What the NIE skeptics say about bomb development -- and the continuing dangers of uranium enrichment by Iran -- is true, and it is the reason that Iranian nuclear activity will be subject to international pressure for a long time to come. But the NIE neverthelessundercuts arguments for war -- not war at some theoretical future date but war soon, even war now, while Bush remains in office and in command of the U.S. military. The conclusion of American intelligence that there is no Iranian bomb program makes it impossible to rally support for a new war from the American people, already sick of Iraq, or from Congress, still smarting from its folly in giving the OK on Iraq, or from almost every other country in the world, which never believed that the invasion of Iraq made sense to begin with.
Talk of war with Iran from the administration, and especially from the office of the vice president, has been a recurring theme of the Bush presidency. But over the last year it has grown increasingly difficult to imagine the U.S. taking on all the uncertainty of a third war in the Middle East when the first two have stretched the military to its limits. But now, even the threat has become impossible. Who would believe it? Who would permit it?
Fear of Iraqi weapons of mass destruction was Bush's explanation for invading in 2003, but it is likely that his real target was something else -- the defiant government of Saddam Hussein. Threats against Iran were cranked up soon after the fall of Baghdad, and the target was similar -- the defiant government in Tehran, with fear of a bomb the familiar rationale.
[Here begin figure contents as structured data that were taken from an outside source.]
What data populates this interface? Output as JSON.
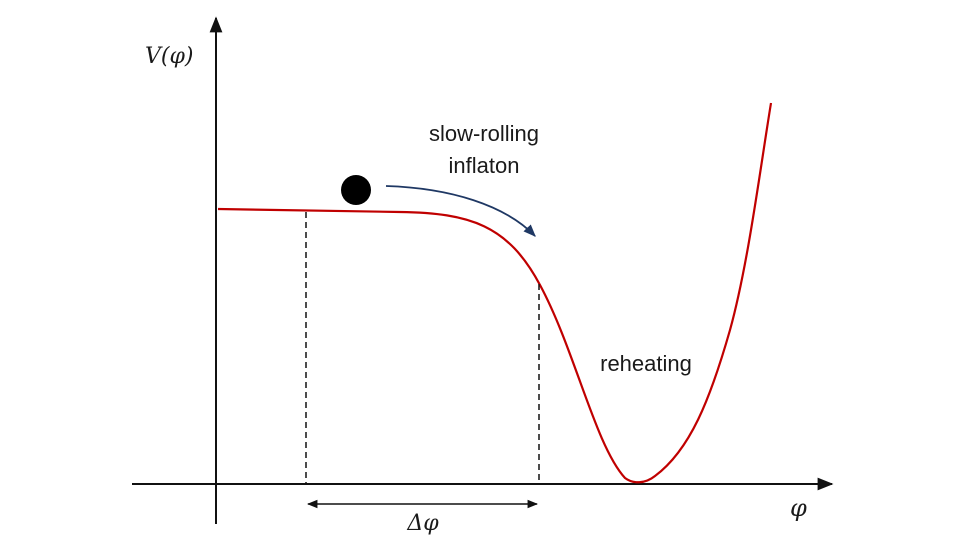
{
  "labels": {
    "y_axis": "V(φ)",
    "x_axis": "φ",
    "slow_roll_line1": "slow-rolling",
    "slow_roll_line2": "inflaton",
    "reheating": "reheating",
    "delta": "Δφ"
  },
  "colors": {
    "potential_curve": "#c00000",
    "arrow": "#1f3864",
    "axes": "#111111",
    "ball": "#000000"
  }
}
It is an irony that Iran's nuclear program was both more serious and more advanced than Iraq's, but it is not irony that pushes the affairs of the world. The political landscape we see in the Middle East is the one Bush will leave behind when he returns to Texas, and the picture from his point of view is a bleak one. Absent a big surprise or sudden turn in the road, the president's attempt to remake the Middle East leaves an Iraq with a Shiite government in friendly concert with a Shiite Iran whose leader speaks with a new confidence as he brushes aside American threats not to "allow" or not to "tolerate" -- words used by Cheney and Bush -- a bomb program, which American intelligence says was abandoned four years ago.
Thomas Powers is the author of "The Man Who Kept the Secrets: Richard Helms and the CIA" and "Heisenberg's War: The Secret History of the German Bomb," among other books. He writes frequently for the New York Review of Books.